ABSTRACT

The main features of the classic microcredit model pioneered by Grameen Bank in Bangladesh and replicated worldwide are well-known from the literature. It is a system of group-lending under which clients from poor families, predominantly women, form groups to receive collateral-free small loans that are repaid in regular weekly or frequent instalments, usually within a one-year loan cycle, and for which the group bears joint responsibility. While, in theory, the model can be shown to solve a number of problems that historically plagued government efforts of providing credit to the poor, the relative importance of the various features of the model remains largely conjectural. The empirical studies on this subject based on worldwide experience, which will be discussed in Chapter 6, often suffer from the limitation that there may not be enough variations in the basic features of the existing lending modalities among the MFIs in a country so as to provide data for econometric tests (Morduch, 1999, p.1586).

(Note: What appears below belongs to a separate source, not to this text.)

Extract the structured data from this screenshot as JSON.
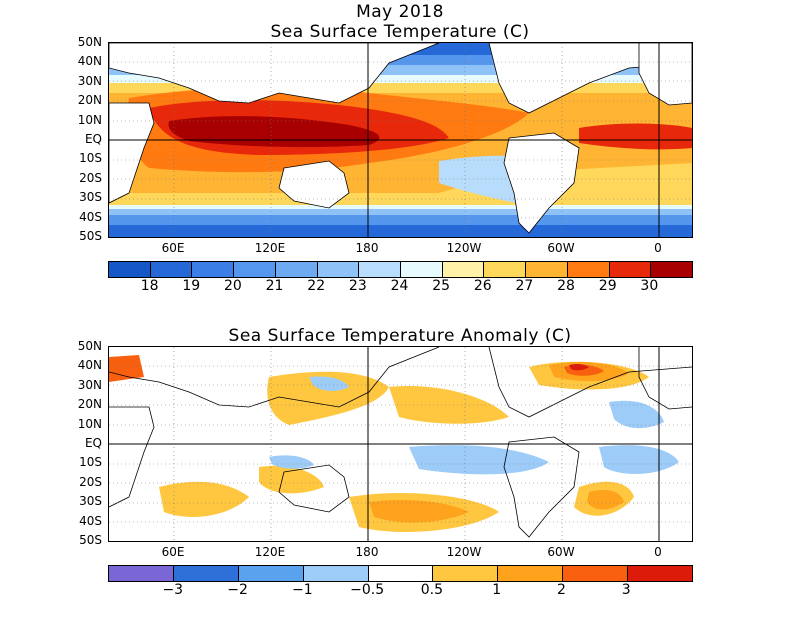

The other possibility is to undertake randomised controlled trials (RCTs) regarding the effectiveness of various features of the lending modalities, but such experimental studies are liable to be limited in scope for practical reasons. Yet another possible way is to look at the process of evolution of the system as the practitioners tried to overcome the limitations of the model and responded to the changing and varied needs of the borrowers. Bangladesh has now got a long enough history of experimentation with microcredit programmes for allowing such a Darwinian approach to analysing how the system has evolved through numerous innovations, mutations and adaptations. In this chapter, we shall look at the various aspects of this evolutionary process in the Bangladesh context before proceeding on to reviewing the theories of microcredit and their empirical tests based on worldwide experience – the subject matter of the next three chapters.